'Per un mondo senza la pena di morte'
Cari Ministri, cari amici,
Il titolo del vostro Convegno internazionale nessuna giustizia senza vita" racchiude un messaggio di speranza: la pena, anche la più grave, non deve mai tradursi nella privazione della vita. L'Italia vanta un primato per l'abolizione della pena di morte. Il bene della vita è indisponibile, quindi sottratto alla volontà del singolo e dello Stato. In una società basata sul contratto tra persone uguali, nessun uomo ha il diritto di disporre della vita di un suo simile. Il vero freno alla criminalità non è la crudeltà delle pene, ma la sicurezza che il colpevole sarà punito.
Secondo dati recenti di Amnesty International 58 Stati - i cosiddetti "Paesi retenzionisti" - continuano ad applicare la pena di morte,; 139 non la applicano. Tra questi ultimi 95 l'hanno abolita per tutti i tipi di reati, 9 l'hanno abolita solo per i reati comuni; 35, pur mantenendo la norma giuridica, non la applicano da oltre 10 anni, e vengono denominati abolizionisti "de facto". Solo durante il fascismo la pena di morte venne ripristinata in Italia e fu nuovamente e definitivamente abolita nel 1944. La pena di morte è ancora vigente in Paesi con ordinamenti e sistemi economici assai diversi: Cina, Arabia Saudita, Giappone, Stati Uniti; l'estrema sintesi delle motivazioni ruota attorno ai concetti di vendetta e di giustizia.
Meritano un ricordo particolare i memorabili e incisivi sforzi italiani - sorretti dall'azione di tante associazioni e organizzazioni religiose, laiche, civili - che hanno portato il 15 novembre 2007 l'Assemblea Generale delle Nazioni Unite ad approvare una risoluzione che chiede la moratoria universale della pena di morte.
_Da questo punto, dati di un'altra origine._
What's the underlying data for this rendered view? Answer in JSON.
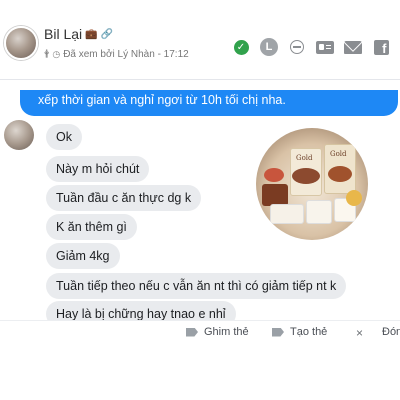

La tutela del valore della vita deve essere un imperativo categorico e assoluto in linea con lo spirito e il significato più profondo del termine democrazia.
L'efficienza di un Paese si misura attraverso un sistema giustizia che sappia possedere e utilizzare strumenti di equa severità non disgiunta da umanità. Più rapida è l'applicazione della legge, più si tutela l'individuo: ritardi, lentezze, iter farraginosi rallentano i legittimi obiettivi del singolo ma anche quelli di una Nazione. Sempre al servizio dei diritti di quanti vi ricorrono, la vera giustizia deve dare sicurezza e certezza, e deve essere priorità di ogni paese civile. Nel settore penale ha l'alto compito di combattere ogni forma di criminalità, soprattutto quella organizzata che comprime l'economia, la crescita produttiva e l'occupazione lavorativa. Il nostro Paese ha saputo respingere con fermezza e grande capacità il terrorismo, fino ad annullarne ogni spinta di violenza e di morte.
L'Italia ha leggi all'avanguardia e una magistratura efficiente che giornalmente si confronta con il fenomeno mafioso, con successi incessanti e continui che hanno consentito di realizzare una tenace repressione in un settore così odioso che mortifica la dignità della persona. Ogni modifica di legge in questo snodo essenziale della vita di ogni Nazione, deve assolvere ad un'unica funzione: fornire strumenti ancora più incisivi per un contrasto sempre più efficace alla criminalità. Anche l'economia è strettamente collegata alla giustizia: un sistema equo, snello, adeguato, semplificato nei procedimenti, che attui una seria politica di informatizzazione e di organizzazione delle strutture e delle risorse, ha una valenza positiva per la competitività di ciascuno Stato.
Sappiamo bene che il nostro Paese deve dotarsi di mezzi migliori per scongiurare problemi derivanti da ritardi nell'applicazione della giustizia, una necessità sottolineata anche in una risoluzione della Commissione Europea, così da evitare difficoltà nel ruolo dell'Italia in Europa e nel mondo. In questo scenario le istituzioni, la politica, la magistratura, le forze sociali, come un tutto unitario, siamo chiamati a contribuire per affermare con onestà, umiltà, ma soprattutto con voglia di fare la forza del diritto su ogni illegalità e sopruso.